Nearly one in five adults in the U.S. smoke, increasing their risk of heart attack, stroke, and dying from heart disease. But the risk varies among individuals. Now, UTSW research suggests that levels of a lung protein found in the blood of smokers could indicate their risk of dangerous plaque buildup in blood vessels.
“We are now close to having a blood test to help measure the smoking-related effects that contribute to atherosclerotic heart disease,” says Anand Rohatgi, M.D., Assistant Professor of Internal Medicine and co-lead author of the study in Arteriosclerosis, Thrombosis, and Vascular Biology, a publication of the American Heart Association.

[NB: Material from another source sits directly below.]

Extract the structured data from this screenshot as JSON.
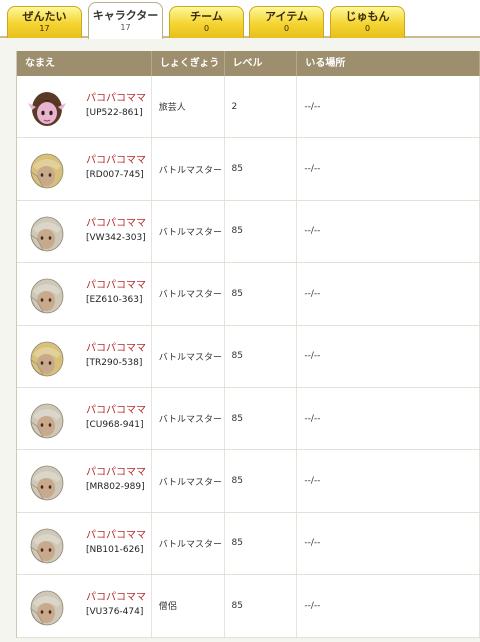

Researchers found that smokers who had higher levels of a protein known as pulmonary surfactant B (SP-B) also had more buildup of plaque in the aorta — the largest artery in the body, with branches leading to the abdomen, pelvis, and legs.
The test is still being evaluated and is not yet available for commercial use. The next step, according to Dr. Rohatgi, is to investigate whether SP-B causes atherosclerosis, or is simply a marker of the disease. Additionally, researchers hope to determine whether decreasing SP-B levels will improve heart disease outcomes.